Is Homeopathy Legit?

Graphic May Newland

In a world of big pharma, corporate sponsorships and antibiotic resistance, it can be hard to stay dry from the ever-present rain of prescription drugs and pushy doctors.

It seems like everyone has a disorder, and there’s always a wonder drug that promises to swoop in and save the day, so it can be hard not to jump into the welcoming, tender arms of homeopathy and other alternative holistic medicines for solace.

However, it’s more apparent than ever that these practices are nothing more than organic, gluten-free snake oil.

A staple of homeopathic solutions involves diluting the active ingredients in water until there are no traces of the original substance left, the idea being that the water will retain a memory of the remedy when it’s gone, and will therefore treat the illness. This and other tenets of homeopathy are, unsurprisingly, widely considered to be pseudoscience.

But look no further than the first page of Google search results for plenty of testaments to the legitimacy of homeopathy and to the “cures like” form of remedies.

What this really shows is a strong case for the placebo effect.

Among a lengthy list of reputable homeopathic dissenters, Ted Kaptchuk, a professor at Harvard Medical School, conducted an experiment with 262 subjects, all adults with irritable bowel syndrome.

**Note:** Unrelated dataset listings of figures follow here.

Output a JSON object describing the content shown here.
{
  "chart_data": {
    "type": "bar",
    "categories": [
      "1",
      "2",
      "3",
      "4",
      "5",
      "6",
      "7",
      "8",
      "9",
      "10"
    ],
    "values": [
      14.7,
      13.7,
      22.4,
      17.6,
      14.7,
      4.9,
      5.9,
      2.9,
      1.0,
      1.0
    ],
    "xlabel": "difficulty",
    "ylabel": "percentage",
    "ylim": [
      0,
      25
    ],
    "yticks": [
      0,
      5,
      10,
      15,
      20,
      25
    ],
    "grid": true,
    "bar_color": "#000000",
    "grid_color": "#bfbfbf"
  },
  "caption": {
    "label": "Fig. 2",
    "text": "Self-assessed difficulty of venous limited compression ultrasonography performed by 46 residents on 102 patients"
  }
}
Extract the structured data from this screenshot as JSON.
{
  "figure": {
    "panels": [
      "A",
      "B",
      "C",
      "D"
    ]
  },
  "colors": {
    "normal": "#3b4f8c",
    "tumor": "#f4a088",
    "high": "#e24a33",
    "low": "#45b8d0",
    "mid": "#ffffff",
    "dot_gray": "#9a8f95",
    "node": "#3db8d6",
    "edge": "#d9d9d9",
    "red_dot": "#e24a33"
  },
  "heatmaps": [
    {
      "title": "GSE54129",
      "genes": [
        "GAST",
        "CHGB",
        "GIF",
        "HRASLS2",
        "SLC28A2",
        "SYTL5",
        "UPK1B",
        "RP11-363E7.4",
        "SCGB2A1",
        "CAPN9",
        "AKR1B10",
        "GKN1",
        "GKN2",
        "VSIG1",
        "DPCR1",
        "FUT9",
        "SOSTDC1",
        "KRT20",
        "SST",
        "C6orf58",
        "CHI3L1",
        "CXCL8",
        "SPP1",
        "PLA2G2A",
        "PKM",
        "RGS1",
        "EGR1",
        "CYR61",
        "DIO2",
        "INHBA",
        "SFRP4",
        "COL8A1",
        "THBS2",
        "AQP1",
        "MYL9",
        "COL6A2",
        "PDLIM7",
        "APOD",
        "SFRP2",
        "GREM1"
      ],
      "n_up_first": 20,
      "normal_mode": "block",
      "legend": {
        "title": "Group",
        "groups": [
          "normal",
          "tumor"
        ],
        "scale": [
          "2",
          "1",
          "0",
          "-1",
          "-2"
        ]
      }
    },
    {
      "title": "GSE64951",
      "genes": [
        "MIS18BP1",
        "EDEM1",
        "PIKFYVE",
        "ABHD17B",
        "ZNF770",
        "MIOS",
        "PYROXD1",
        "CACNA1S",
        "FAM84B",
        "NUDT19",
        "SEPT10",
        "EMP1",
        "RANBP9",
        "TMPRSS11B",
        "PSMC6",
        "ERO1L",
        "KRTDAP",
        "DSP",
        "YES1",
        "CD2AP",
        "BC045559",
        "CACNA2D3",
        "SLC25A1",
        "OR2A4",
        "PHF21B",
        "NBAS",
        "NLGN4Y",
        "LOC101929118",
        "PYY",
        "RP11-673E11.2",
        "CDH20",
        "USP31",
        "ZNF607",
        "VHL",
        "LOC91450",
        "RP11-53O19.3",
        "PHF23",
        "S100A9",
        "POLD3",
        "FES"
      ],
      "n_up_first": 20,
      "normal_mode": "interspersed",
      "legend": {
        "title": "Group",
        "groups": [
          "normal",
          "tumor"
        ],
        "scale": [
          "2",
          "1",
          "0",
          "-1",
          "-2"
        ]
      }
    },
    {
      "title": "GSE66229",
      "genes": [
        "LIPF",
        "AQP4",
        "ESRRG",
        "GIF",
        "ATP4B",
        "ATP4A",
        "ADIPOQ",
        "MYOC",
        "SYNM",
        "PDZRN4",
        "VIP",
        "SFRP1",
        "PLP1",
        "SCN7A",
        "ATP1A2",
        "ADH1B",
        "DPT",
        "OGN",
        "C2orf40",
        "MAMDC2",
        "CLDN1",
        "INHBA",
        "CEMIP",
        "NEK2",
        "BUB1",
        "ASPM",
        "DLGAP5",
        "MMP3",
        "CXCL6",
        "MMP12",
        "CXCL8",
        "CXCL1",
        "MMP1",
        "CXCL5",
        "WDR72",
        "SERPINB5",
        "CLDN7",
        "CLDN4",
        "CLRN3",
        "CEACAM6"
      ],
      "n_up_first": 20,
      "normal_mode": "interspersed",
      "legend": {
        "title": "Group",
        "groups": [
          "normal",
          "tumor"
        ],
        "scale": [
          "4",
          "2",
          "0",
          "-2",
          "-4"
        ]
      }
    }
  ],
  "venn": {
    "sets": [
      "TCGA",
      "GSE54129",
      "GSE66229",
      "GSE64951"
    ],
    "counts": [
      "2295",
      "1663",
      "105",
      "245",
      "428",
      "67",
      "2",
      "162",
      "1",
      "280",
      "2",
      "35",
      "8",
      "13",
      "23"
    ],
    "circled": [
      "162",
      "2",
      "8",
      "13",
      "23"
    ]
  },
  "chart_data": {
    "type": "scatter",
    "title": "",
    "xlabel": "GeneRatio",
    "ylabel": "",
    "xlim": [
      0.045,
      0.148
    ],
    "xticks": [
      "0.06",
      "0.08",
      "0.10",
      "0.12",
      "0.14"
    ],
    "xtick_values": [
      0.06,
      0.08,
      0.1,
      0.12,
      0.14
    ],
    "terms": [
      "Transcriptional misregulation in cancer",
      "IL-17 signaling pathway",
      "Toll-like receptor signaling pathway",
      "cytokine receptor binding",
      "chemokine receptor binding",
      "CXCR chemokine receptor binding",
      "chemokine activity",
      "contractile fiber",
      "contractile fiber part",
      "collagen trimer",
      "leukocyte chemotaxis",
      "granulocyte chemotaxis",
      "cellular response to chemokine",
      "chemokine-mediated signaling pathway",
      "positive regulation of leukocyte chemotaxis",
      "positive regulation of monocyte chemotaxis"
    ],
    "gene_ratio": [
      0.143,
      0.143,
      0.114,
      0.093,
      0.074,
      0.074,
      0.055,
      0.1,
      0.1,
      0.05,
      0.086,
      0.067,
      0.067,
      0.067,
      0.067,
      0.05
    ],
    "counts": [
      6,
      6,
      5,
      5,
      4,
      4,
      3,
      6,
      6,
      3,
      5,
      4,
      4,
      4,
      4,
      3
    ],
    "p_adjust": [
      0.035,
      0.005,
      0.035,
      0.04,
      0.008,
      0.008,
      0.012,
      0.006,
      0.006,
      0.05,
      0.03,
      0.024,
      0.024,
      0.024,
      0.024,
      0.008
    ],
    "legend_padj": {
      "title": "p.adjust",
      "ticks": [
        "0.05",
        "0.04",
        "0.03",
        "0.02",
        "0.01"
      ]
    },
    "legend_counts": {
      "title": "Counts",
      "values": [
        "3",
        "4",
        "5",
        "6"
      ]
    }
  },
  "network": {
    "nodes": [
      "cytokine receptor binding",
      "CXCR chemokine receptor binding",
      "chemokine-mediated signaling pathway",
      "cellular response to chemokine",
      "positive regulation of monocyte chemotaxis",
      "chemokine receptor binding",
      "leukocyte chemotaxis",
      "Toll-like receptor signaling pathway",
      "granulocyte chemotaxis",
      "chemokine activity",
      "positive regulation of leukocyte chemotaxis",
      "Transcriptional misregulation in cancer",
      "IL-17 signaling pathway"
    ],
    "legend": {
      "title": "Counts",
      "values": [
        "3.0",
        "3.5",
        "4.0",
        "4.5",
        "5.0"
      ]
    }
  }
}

In addition to a control group that received no treatment, Kaptchuk gave two other groups a placebo. One group received the placebo from a cold, reserved practitioner that didn’t talk much and was never friendly towards the patient.

The other group was treated with the same placebo, but from a practitioner that was very friendly and “schmaltzy” as Kaptchuk put it, reassuring the patient that he knew what they were going through, and that this new form of treatment was exceptionally effective.

Those with the special treatment unsurprisingly had the greatest relief from their ailment.

Kaptchuk was among the first to discover a “dose-dependant response” to a placebo. This study showed that the environment surrounding the treatment played a big role in how the patient felt about their symptoms.

This is the platform that homeopathy stands on; the system is truly the biggest testament to the placebo effect ever created. Ask anyone that sees a homeopath regularly to describe what a visit to their office looks like.

Homeopaths create a place of emotional safety almost akin to a therapist’s office.

This, along with the promise that that bottle of onion extract will get rid of your tendonitis, is what makes the industry so successful. So if placebo therapy is so effective, then what is the case against homeopathy?

Other than the occasionally exorbitant costs for remedies that are often literally water, there are some urgent care diseases, genuine killers, that homeopathy attempts to cover. When a remedy is administered, the patient may feel better, but as their condition worsens, sometimes it’s too late for a cure.

Tamara Lovett, a Calgary mother, is currently on trial for failing to provide the necessities of life to her seven-year-old son and for criminal negligence causing his death in 2013.

When the boy caught strep throat, she refused to take him to a doctor and instead gave the child homeopathic remedies to help him feel better. The boy was bedridden for ten days and died in the hospital.

It’s cases like these that make legitimizing homeopathy shady, to say the least. The emotional ease that the remedies might cause in the short term is harmless, but giving them a valid status in medicine can give some people the wrong idea.

What Lovett did to her child was negligent, but with confirmation bias so easy to find when the homeopathy market is flooded the way it is, it can cause people to give too much credit to natural medicine.

It’s clear that the theories behind these bottles of natural elixir are fabricated, but it wouldn’t be right to say that they don’t hold water.